Spark MLlib provides several algorithm for classification, such as Random Forests and Logistic Regression. Examples of classifier training and class prediction are straightforward. Yet it is not clear what classifier API to use to get probability that given instance belongs to the predicted class. For example for Random Forests classifier:
import org.apache.spark.SparkConf
import org.apache.spark.SparkContext
import org.apache.log4j.Logger
import org.apache.log4j.Level
import org.apache.spark.mllib.tree.RandomForest
import org.apache.spark.mllib.tree.model.RandomForestModel
import org.apache.spark.mllib.util.MLUtils
object RFClassifier {
def main(args: Array[String]) {
Logger.getLogger("org.apache.spark").setLevel(Level.WARN)
Logger.getLogger("org.eclipse.jetty.server").setLevel(Level.OFF)
// set up environment
val conf = new SparkConf()
.setMaster("local[5]")
.setAppName("RFClassifier")
.set("spark.executor.memory", "2g")
val sc = new SparkContext(conf)
// Load and parse the data file.
val data = MLUtils.loadLibSVMFile(sc, "in/sample_libsvm_data.txt")
// Split the data into training and test sets (30% held out for testing)
val splits = data.randomSplit(Array(0.7, 0.3))
val (trainingData, testData) = (splits(0), splits(1))
// Train a RandomForest model.
// Empty categoricalFeaturesInfo indicates all features are continuous.
val numClasses = 2
val categoricalFeaturesInfo = Map[Int, Int]()
val numTrees = 3 // Use more in practice.
val featureSubsetStrategy = "auto" // Let the algorithm choose.
val impurity = "gini"
val maxDepth = 4
val maxBins = 32
val model = RandomForest.trainClassifier(trainingData, numClasses, categoricalFeaturesInfo,
numTrees, featureSubsetStrategy, impurity, maxDepth, maxBins)

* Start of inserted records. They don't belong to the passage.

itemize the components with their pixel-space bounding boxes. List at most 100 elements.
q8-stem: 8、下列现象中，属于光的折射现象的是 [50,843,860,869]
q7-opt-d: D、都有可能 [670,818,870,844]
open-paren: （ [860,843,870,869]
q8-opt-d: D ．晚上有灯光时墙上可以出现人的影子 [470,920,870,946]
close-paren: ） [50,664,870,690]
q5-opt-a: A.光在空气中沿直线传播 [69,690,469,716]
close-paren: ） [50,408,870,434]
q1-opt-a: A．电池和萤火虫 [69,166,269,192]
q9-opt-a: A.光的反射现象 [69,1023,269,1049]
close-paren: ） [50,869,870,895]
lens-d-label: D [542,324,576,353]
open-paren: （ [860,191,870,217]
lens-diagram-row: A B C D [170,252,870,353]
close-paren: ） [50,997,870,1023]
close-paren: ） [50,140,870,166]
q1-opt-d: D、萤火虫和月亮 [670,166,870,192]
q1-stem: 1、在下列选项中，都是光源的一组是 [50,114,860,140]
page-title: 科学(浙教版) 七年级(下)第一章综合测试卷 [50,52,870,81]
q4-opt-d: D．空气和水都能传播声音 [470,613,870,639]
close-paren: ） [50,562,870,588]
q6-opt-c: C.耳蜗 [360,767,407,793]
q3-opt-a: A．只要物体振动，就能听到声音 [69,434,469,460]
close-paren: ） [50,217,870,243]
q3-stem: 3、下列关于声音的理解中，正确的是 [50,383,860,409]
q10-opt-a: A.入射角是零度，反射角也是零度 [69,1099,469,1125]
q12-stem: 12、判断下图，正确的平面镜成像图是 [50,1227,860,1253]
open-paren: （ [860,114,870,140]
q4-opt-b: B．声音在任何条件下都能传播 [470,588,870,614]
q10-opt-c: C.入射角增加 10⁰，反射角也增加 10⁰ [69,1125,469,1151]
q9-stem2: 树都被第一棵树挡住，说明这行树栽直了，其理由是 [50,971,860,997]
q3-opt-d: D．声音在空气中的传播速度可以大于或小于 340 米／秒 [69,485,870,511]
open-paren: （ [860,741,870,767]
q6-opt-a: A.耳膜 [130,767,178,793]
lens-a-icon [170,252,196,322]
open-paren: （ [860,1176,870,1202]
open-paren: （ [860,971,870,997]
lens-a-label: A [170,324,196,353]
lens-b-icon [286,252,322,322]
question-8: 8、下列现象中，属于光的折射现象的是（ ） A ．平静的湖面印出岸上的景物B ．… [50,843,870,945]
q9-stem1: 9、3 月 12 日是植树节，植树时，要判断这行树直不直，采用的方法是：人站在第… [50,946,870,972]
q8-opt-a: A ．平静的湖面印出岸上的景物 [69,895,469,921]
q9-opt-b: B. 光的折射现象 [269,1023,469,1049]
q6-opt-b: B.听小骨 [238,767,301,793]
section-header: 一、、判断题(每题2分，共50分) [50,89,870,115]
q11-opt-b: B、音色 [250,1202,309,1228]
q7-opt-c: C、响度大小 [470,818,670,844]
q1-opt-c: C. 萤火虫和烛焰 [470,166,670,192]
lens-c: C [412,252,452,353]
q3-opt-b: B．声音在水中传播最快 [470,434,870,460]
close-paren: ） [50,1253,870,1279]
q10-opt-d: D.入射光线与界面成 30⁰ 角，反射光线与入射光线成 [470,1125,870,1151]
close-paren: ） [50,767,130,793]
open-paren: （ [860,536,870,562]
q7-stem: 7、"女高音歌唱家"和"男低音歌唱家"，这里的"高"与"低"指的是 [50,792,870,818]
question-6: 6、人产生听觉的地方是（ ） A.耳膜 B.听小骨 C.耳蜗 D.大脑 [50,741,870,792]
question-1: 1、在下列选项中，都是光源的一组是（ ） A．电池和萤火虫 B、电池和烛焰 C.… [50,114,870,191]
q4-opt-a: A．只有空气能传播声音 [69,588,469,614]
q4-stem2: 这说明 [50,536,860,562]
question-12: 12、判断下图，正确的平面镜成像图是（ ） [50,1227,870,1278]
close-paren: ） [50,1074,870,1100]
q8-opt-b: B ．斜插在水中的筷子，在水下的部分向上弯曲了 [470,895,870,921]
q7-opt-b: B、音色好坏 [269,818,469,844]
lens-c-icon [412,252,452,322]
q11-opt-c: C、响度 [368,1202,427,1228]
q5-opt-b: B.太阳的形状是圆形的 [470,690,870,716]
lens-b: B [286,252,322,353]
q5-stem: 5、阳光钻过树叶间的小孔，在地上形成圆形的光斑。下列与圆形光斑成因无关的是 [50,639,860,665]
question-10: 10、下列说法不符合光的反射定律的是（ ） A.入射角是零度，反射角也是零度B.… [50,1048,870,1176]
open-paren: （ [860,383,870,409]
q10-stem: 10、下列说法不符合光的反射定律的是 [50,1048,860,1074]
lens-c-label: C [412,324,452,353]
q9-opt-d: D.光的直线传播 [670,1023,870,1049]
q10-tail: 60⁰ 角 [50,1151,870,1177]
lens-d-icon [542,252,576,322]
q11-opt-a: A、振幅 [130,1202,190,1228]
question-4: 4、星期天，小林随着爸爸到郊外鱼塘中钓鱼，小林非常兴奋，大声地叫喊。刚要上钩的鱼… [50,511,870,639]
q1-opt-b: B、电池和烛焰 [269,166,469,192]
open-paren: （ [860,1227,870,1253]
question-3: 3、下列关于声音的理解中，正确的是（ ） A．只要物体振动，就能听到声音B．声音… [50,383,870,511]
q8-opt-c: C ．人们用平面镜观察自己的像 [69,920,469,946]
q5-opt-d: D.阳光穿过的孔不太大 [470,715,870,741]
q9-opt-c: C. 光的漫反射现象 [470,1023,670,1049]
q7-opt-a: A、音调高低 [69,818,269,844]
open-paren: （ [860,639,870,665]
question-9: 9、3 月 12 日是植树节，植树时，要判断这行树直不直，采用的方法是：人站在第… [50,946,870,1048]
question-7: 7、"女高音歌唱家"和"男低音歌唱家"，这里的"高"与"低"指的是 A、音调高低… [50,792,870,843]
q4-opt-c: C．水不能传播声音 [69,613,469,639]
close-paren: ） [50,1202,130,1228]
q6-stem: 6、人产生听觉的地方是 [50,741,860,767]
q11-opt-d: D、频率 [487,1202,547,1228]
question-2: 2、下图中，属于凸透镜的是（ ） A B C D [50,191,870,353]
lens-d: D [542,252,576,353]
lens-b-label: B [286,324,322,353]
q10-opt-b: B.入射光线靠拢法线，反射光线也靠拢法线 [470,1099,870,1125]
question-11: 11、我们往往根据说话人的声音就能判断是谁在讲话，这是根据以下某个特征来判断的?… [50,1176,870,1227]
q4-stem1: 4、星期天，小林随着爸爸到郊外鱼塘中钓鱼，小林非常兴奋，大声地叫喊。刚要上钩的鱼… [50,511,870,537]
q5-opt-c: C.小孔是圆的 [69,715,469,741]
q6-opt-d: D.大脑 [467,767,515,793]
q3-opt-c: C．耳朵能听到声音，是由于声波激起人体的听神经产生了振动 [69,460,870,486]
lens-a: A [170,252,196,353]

// Evaluate model on test instances and compute test error
val labelAndPreds = testData.map { point =>
val prediction = model.predict(point.features)
(point.label, prediction)
}
val testErr = labelAndPreds.filter(r => r._1 != r._2).count.toDouble / testData.count()
println("Test Error = " + testErr)
println("Learned classification forest model:\n" + model.toDebugString)
// Save and load model
model.save(sc, "RFClassifierModel")
val sameModel = RandomForestModel.load(sc, "RFClassifierModel")
}
}
How one can find out probabilities of the predicted classes? The same question remains for other classifiers as well. Any ideas? Thanks!
Update:
As a rough workaround: Every possible type of classifier to be used needs first to get trained with a training set. After training is done one can always find percent of correct predictions in this training set. Can this percent be used as a raw estimation of probability that any instance belongs to a predicted class? For example, if for a given classifier we get 80% of correct predictions in the training set, can we assume that average probability of an instance having a given class is 0.8 for this classifier?